For the week, the DJIA fell 0.14% while the S&P 500 gained 0.22%. The volatile Nasdaq jumped 0.23%. Developed international markets also gained as the MSCI EAFE index pushed ahead 0.33% for the week. Emerging markets equities saw increased demand as the MSCI EM index advanced 0.48%. Small company stocks, represented by the Russell 2000, were the biggest gainers as the index moved higher by 1.42% for the week. Fixed income, represented by the Bloomberg/Barclays Aggregate, finished the week lower (-0.06%) as investors took profits in bonds. As a result, the 10 YR US Treasury closed at a yield of 2.54% (up ~3.0 bps from the previous week’s closing yield of 2.51%). Gold prices closed at $1,279.20/oz – down 0.49% on the week. Oil prices dropped as oil closed at $61.94 – down by 2.15% on the week.
So much good news is now reflected in the markets. Next up is a resolution, or not, regarding the trade issue with China. Any setback in negotiations with China will likely have a short-term negative effect on the markets. With the underlying strength of the economy, however, any setback will eventually be met with buying. We remain cautiously optimistic.
Enjoy the week ahead!
“Life is 10% what happens to you and 90% how you react to it.” – Charles R. Swindoll
NDS Weekly 5.28.19 – Trade Concerns Continue
May 28, 2019
Equity prices declined for the 5th consecutive week as concerns about trade and tariffs continued to worry the markets. In the U.S., the DJIA, S&P 500 and NASDAQ declined 0.63%, 1.14% and 2.3%, respectively. The best performing sectors last week were utilities, health care and real estate as investors sought shelter in dividend paying stocks. International stocks also declined with the MSCI EAFE down 0.5% and MSCI EM off 0.9%. Investors continued a flight to safety trend as bonds continued to rally. As a result, the rate on the 10 year U.S. Treasury note dropped from 2.39% to 2.32% last week.

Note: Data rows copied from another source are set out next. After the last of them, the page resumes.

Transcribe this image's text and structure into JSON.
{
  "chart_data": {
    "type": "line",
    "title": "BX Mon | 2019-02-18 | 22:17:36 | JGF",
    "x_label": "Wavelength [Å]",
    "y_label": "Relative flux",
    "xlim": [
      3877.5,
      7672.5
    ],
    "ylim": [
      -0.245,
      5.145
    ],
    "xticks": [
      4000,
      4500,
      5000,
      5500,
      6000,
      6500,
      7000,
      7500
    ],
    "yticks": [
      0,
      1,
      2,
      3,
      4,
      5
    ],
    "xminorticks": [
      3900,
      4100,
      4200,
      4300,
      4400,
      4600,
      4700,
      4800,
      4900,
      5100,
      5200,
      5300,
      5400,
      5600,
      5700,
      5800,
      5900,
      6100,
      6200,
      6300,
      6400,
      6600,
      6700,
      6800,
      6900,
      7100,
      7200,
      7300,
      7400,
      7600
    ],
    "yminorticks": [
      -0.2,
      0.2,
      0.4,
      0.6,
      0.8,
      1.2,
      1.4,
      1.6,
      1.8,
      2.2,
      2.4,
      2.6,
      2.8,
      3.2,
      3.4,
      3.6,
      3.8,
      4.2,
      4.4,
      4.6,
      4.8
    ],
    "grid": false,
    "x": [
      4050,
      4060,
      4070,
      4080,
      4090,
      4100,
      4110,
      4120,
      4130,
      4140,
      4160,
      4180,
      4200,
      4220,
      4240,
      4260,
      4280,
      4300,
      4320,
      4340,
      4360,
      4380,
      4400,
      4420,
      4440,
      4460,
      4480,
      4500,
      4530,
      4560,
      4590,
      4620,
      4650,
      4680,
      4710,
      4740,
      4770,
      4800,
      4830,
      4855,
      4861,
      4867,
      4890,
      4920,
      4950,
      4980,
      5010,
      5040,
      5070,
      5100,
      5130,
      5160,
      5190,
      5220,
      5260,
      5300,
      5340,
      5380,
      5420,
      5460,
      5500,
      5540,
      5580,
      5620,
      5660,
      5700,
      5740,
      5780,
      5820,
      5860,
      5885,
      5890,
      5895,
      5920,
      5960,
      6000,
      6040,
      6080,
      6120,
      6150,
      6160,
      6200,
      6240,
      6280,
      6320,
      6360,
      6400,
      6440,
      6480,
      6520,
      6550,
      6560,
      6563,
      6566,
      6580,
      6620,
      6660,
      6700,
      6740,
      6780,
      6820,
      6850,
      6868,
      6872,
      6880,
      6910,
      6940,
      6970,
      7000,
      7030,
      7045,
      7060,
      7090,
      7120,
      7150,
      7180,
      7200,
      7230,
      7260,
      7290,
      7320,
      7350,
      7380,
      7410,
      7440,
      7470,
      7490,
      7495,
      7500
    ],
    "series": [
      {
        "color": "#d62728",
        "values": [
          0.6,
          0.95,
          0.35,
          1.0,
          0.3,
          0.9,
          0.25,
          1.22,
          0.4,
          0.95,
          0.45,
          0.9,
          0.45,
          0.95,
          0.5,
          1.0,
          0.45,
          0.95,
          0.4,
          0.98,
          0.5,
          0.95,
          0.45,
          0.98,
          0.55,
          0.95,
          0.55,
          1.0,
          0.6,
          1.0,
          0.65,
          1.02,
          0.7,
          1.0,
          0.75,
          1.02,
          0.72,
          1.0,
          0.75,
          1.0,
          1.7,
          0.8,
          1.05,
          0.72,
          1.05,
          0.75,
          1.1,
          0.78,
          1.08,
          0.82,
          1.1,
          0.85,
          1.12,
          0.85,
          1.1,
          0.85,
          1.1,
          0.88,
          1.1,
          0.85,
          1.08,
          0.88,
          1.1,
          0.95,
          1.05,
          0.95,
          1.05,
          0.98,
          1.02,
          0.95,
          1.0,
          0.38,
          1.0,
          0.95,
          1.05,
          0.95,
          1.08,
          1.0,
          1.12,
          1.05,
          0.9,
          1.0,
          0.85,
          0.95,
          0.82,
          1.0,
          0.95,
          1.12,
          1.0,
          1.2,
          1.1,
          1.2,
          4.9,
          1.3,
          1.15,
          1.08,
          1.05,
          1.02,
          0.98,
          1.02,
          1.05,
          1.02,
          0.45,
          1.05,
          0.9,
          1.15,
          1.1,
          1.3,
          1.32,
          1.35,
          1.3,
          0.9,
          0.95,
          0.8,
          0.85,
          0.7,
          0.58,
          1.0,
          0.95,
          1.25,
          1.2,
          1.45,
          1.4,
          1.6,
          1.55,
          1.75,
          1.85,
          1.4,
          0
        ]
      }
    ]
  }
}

In economic news last week, durable goods orders dropped 2.1% in April which missed expectations for a 2.0% decline. Additionally, March’s reading was revised lower to a 1.7% advance painting a weaker picture for U.S. factory demand. New and existing homes sales for April came in at 5.19mm and 673k as both missed analysts’ estimates. JPMorgan last week also reduced its 2nd quarter estimate for GDP growth.
This week economic news is on the light side as only reports on consumer sentiment, personal spending and a 3rd revision to 1st quarter GDP are expected. Dividend paying stocks and non-cyclicals such as consumer staples will probably offer some protection if trade uncertainties continue to make equity markets volatile.
Another Memorial Day has come and gone. The official start of summer is here, and the charcoals from cookouts and barbecues are still warm. But let us never forget the real meaning of Memorial Day – to honor those who have gone before us and paid the ultimate price to ensure our freedom and to secure the blessings of liberty.
“We do not know one promise these men made, one pledge they gave, one word they spoke; but we do know they summed up and perfected, by one supreme act, the highest virtues of men and citizens. For love of country they accepted death. And thus resolved all doubts, and made immortal their patriotism and their virtue.”